El maestro le insistía al discípulo una y otra vez sobre la necesidad de cultivar la quietud de la mente. Le decía:
-Deja que tu mente se remanse, se tranquilice, se sosiegue.
-Pero ¿qué más? -preguntaba impaciente el discípulo.
-De momento, sólo eso -aseguraba el maestro.

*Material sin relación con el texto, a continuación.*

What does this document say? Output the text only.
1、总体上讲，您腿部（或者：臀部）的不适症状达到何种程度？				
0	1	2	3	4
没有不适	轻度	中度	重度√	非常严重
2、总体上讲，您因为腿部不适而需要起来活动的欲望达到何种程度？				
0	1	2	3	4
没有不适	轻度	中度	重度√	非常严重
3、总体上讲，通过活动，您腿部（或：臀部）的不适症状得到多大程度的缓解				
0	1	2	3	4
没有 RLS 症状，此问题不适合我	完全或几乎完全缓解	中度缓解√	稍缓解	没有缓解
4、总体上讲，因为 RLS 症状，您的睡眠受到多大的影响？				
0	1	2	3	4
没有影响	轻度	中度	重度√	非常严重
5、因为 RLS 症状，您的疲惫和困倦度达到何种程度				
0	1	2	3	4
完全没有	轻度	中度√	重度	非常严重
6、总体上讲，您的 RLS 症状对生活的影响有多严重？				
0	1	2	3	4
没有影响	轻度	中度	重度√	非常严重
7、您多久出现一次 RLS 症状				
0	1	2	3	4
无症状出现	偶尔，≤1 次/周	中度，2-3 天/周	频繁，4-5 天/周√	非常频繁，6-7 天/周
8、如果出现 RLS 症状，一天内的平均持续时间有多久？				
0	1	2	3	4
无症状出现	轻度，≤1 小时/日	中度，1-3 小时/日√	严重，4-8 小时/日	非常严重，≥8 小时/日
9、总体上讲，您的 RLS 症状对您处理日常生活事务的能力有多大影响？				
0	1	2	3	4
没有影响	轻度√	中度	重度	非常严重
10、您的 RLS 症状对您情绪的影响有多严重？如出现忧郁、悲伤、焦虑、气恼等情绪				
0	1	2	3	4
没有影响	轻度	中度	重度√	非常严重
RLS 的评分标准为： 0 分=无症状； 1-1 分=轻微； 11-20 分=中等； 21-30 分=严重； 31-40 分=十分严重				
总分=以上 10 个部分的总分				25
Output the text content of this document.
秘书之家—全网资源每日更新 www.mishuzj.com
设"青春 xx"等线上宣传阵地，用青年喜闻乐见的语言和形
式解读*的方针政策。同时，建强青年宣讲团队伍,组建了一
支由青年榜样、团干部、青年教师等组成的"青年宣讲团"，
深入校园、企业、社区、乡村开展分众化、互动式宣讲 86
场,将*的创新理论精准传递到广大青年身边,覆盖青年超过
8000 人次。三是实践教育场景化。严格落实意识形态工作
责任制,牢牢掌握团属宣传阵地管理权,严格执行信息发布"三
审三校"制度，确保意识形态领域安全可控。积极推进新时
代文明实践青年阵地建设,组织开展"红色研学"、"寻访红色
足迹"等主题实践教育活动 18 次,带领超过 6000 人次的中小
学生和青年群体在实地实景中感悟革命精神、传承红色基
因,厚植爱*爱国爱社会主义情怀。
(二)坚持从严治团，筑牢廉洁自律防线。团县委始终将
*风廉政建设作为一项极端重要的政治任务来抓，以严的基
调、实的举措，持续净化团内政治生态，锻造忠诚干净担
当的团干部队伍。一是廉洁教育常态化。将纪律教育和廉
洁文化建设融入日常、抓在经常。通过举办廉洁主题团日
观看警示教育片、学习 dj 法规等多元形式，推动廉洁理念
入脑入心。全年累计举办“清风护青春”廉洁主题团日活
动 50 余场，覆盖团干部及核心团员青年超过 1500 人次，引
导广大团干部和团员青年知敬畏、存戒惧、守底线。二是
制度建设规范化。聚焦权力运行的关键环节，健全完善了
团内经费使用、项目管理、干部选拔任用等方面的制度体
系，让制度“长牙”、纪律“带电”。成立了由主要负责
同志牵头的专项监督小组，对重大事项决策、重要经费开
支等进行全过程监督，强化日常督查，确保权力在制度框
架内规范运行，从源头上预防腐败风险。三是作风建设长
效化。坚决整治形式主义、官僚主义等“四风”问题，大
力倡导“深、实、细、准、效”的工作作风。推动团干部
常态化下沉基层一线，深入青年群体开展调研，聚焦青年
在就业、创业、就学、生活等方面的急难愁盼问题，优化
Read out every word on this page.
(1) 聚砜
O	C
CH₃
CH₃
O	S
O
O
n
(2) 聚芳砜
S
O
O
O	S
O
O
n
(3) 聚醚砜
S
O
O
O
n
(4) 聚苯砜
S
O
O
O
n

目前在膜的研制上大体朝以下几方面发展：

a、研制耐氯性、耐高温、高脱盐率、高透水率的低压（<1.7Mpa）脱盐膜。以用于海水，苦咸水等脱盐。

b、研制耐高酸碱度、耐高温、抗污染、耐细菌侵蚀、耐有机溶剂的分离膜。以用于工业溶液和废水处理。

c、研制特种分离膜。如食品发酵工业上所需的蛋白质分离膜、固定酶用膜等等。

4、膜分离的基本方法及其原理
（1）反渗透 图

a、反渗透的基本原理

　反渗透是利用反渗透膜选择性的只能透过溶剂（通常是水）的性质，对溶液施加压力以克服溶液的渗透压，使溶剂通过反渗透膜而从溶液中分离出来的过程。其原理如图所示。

Y cada día exhortaba al discípulo a que se sosegase, superando toda inquietud, y a encontrar un estado interno de tranquilidad. Un día, el discípulo, harto de recibir siempre la misma instrucción, preguntó:
-Pero ¿por qué consideras tan importante la quietud?
El maestro le ordenó:
-Acompáñame.
Le condujo hasta un estanque y con su bastón comenzó a agitar las aguas. Preguntó:
-¿Puedes ver tu rostro en el agua?
-¿Cómo lo voy a ver si el agua está turbia? Así no es posible -replicó el discípulo, pensando que el maestro trataba de burlarse de él, y agregó-: Si agitas el agua y la enturbias, no puede reflejarse claramente mi rostro. .
Y el maestro dijo:
-De igual manera, mientras estés agitado no podrás ver el rostro de tu Yo interior.